MSM reported a net loss in 1Q19, falling short of our and the street’s expectations. Sales declined 12% yoy on the back of lower average selling prices (ASPs), as the supply glut of sugar remains unabated. Earnings were further dragged down by losses arising from the group’s newly set-up Johor plant. Intensified competition on both the local and export fronts continues to weigh on MSM’s prospects, while the local sugar tax imposition poses an additional downside risk. After slashing our earnings estimates, we roll forward our valuation base and arrive at a lower revised TP of RM1.10. Maintain SELL.
MSM slipped into the red in 1Q19, reporting a net loss of RM7.1m (vs net profit of RM15.8m in 1Q18), which was below our and consensus estimates. While volume growth was flattish (+0.9% yoy), we understand that competitive pressures drove ASPs down (-11.8% yoy) amid persistent oversupply in the market, while domestic sales were further plagued by an additional 80-120k/MT of imported sugar from temporary approved permits (AP) issued at end-2018. The LBT of RM19m recorded from its new export-focused Johor refinery – which only went into commercial production in 2Q19 – further weighed upon the group’s profitability.
We expect margins to remain under pressure in the coming quarters, hampered by intensified competition in both local and foreign markets, alongside the weakening Ringgit. For 2019, management has guided that c.84% of raw sugar requirements have been locked in at 13cts/lb, while only half of forex exposure was covered (at US$/RM4.12). The local sugar tax imposition in July further poses a risk to domestic industrial volume sales, which fell 7.4% yoy in 1Q19. In our view, MSM’s turnaround prospects hinge upon a recovery in selling prices and exports from a normalisation of the global sugar supply. That being said, earnings visibility appears dim in the near future.
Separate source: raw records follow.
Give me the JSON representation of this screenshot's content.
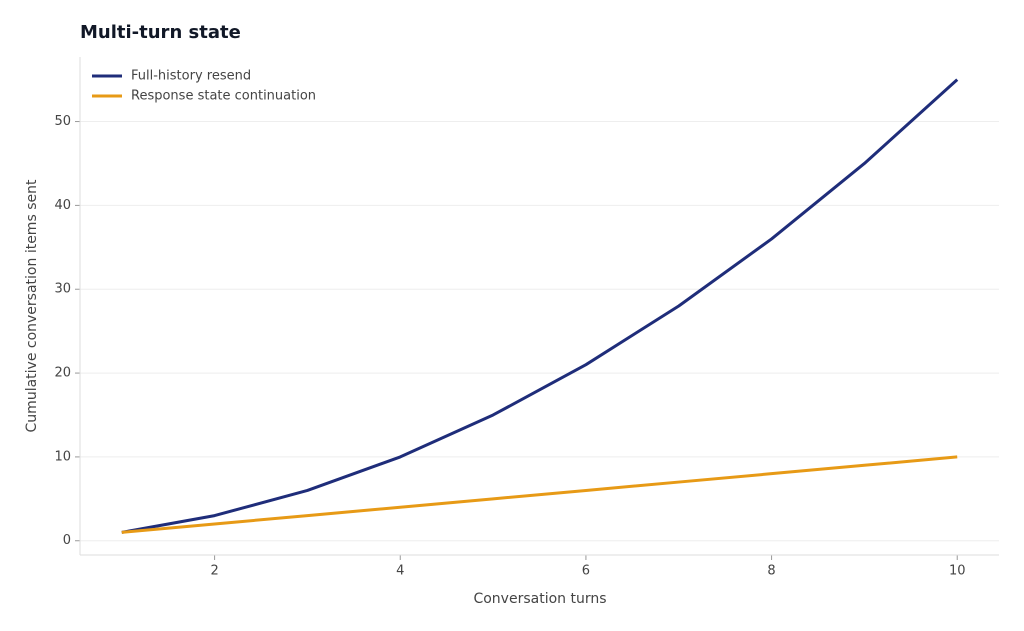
{
  "chart_data": {
    "type": "line",
    "title": "Multi-turn state",
    "x": [
      1,
      2,
      3,
      4,
      5,
      6,
      7,
      8,
      9,
      10
    ],
    "series": [
      {
        "name": "Full-history resend",
        "color": "#1f2d7a",
        "values": [
          1,
          3,
          6,
          10,
          15,
          21,
          28,
          36,
          45,
          55
        ]
      },
      {
        "name": "Response state continuation",
        "color": "#e79a16",
        "values": [
          1,
          2,
          3,
          4,
          5,
          6,
          7,
          8,
          9,
          10
        ]
      }
    ],
    "xlabel": "Conversation turns",
    "ylabel": "Cumulative conversation items sent",
    "xlim": [
      0.55,
      10.45
    ],
    "ylim": [
      -1.7,
      57.7
    ],
    "xticks": [
      2,
      4,
      6,
      8,
      10
    ],
    "yticks": [
      0,
      10,
      20,
      30,
      40,
      50
    ],
    "grid": true,
    "legend": "upper left"
  }
}
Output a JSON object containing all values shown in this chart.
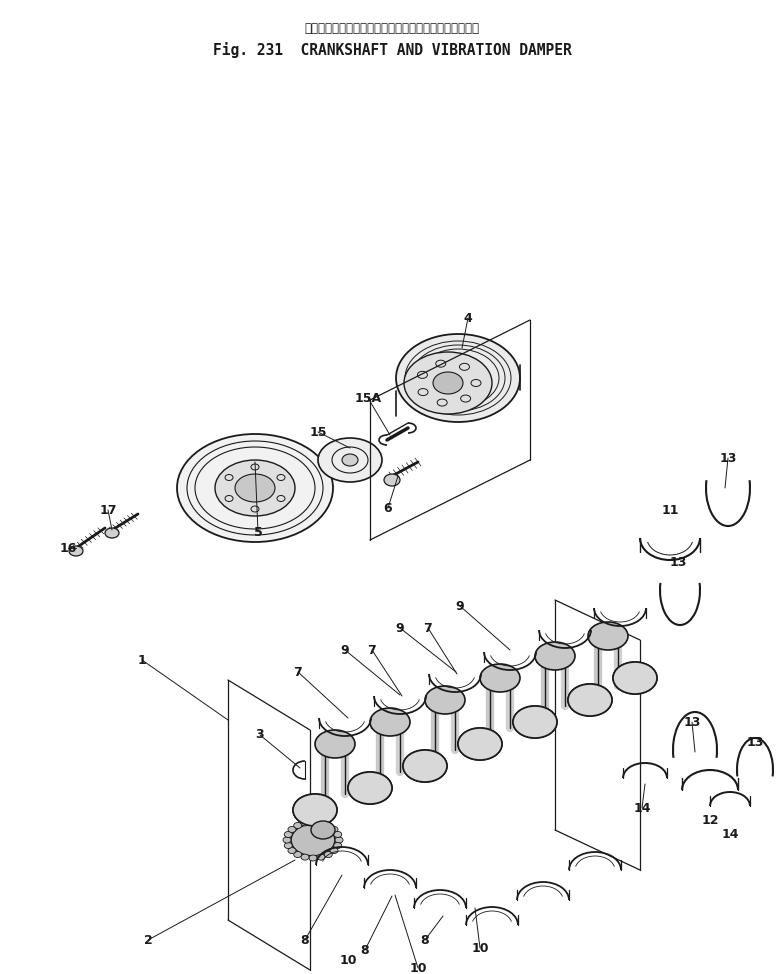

After incorporating our assumptions for a slower ASP and volume pick-up, we now foresee 2019E to be a loss-making year for MSM. We roll forward our valuation horizon and therefore arrive at a lower TP of RM1.10 based on a 0.4x forward P/BV (2.5sd below 2-year historical average; from 0.8x and 2.0sd). Consequently, we maintain our SELL recommendation on the stock. Upside risks: i) favourable ASPs, ii) stronger-than-expected sugar demand, and iii) abating competition in the export market.